Он вызвался отвечать первым и бойко говорил целый час. За это время ему удалось произнести все свои фельетоны и статьи, напечатанные им в газетах по поводу антисоветского выступления Пильняка.
На него приятно было смотреть.
Кроме своих собственных сочинений, Волин прочел также несколько цитат из “Красного дерева”»[345].
В «Золотом теленке» опальное «Красное дерево» (в котором, как уже говорилось, Пильняк коснулся темы, близкой «Двенадцати стульям») привлекалось — на уровне литературной игры — и в главе «Рога и копыта»: как уже упоминалось, рассказ старика Фунта о тех правителях, при которых он «сидел», перекликается с рассказом старика Кудрина из «Красного дерева» о правителях, которых он «пережил». Комический эффект здесь возникает потому, что Кудрин — типичный русский «из глубинки», а Фунт наделен узнаваемыми чертами еврея. Но, кроме того, трансформация «пережил» в «сидел при» — в свете «дела Пильняка и Замятина» — настораживает и бросает мрачный свет на прощальную речь Бендера.

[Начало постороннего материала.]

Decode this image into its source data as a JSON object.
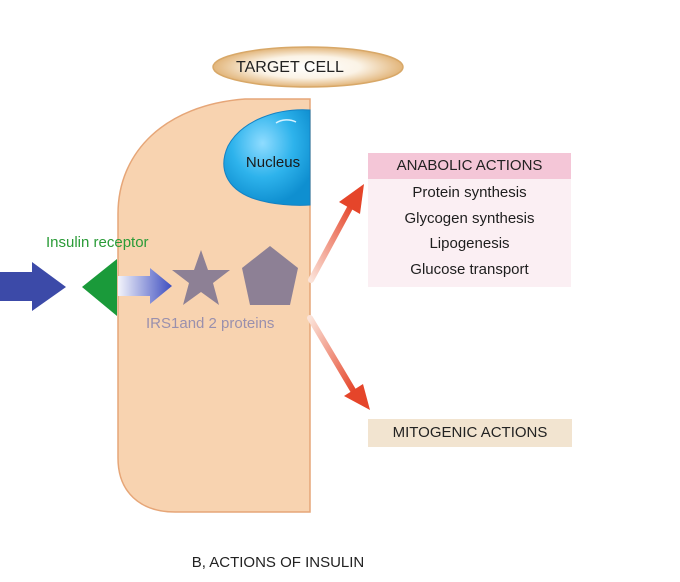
{
  "diagram": {
    "title": "TARGET CELL",
    "nucleus_label": "Nucleus",
    "receptor_label": "Insulin receptor",
    "irs_label": "IRS1and 2 proteins",
    "anabolic": {
      "header": "ANABOLIC ACTIONS",
      "items": [
        "Protein synthesis",
        "Glycogen synthesis",
        "Lipogenesis",
        "Glucose transport"
      ]
    },
    "mitogenic_label": "MITOGENIC ACTIONS",
    "caption": "B, ACTIONS OF INSULIN",
    "colors": {
      "cell_fill": "#f8d3b0",
      "cell_border": "#e6a678",
      "nucleus": "#29aee8",
      "receptor": "#1a9a3a",
      "insulin_arrow": "#3c4aa8",
      "signal_shapes": "#8d8095",
      "action_arrows": "#e5452a"
    }
  }
}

Причем, похоже, «пильняковский» контекст побега Бендера так же «амбивалентен», как «амбивалентно» общее отношение авторов к своему герою[346]. 14 декабря 1930 года — сразу после материалов процесса над Промпартией и почти одновременно с Остаповым переходом границы — Пильняк напечатал в «Известиях» фельетон «Слушайте поступь истории!»[347]. Убеждая в личном письме Сталина прекратить опалу (вызванную «делом»), Пильняк приводил доказательства своей новой лояльности. Он, в частности, напоминал вождю: «… последнее, что я напечатал, в связи с процессом вредителей, я прилагаю к этому письму и прошу прочитать хотя бы подчеркнутое красным карандашом»[348].
Мы, к сожалению, не знаем, что подчеркнул Пильняк, но его фельетон говорит сам за себя. Начинался он с шокирующего образа: «Процесс закончен.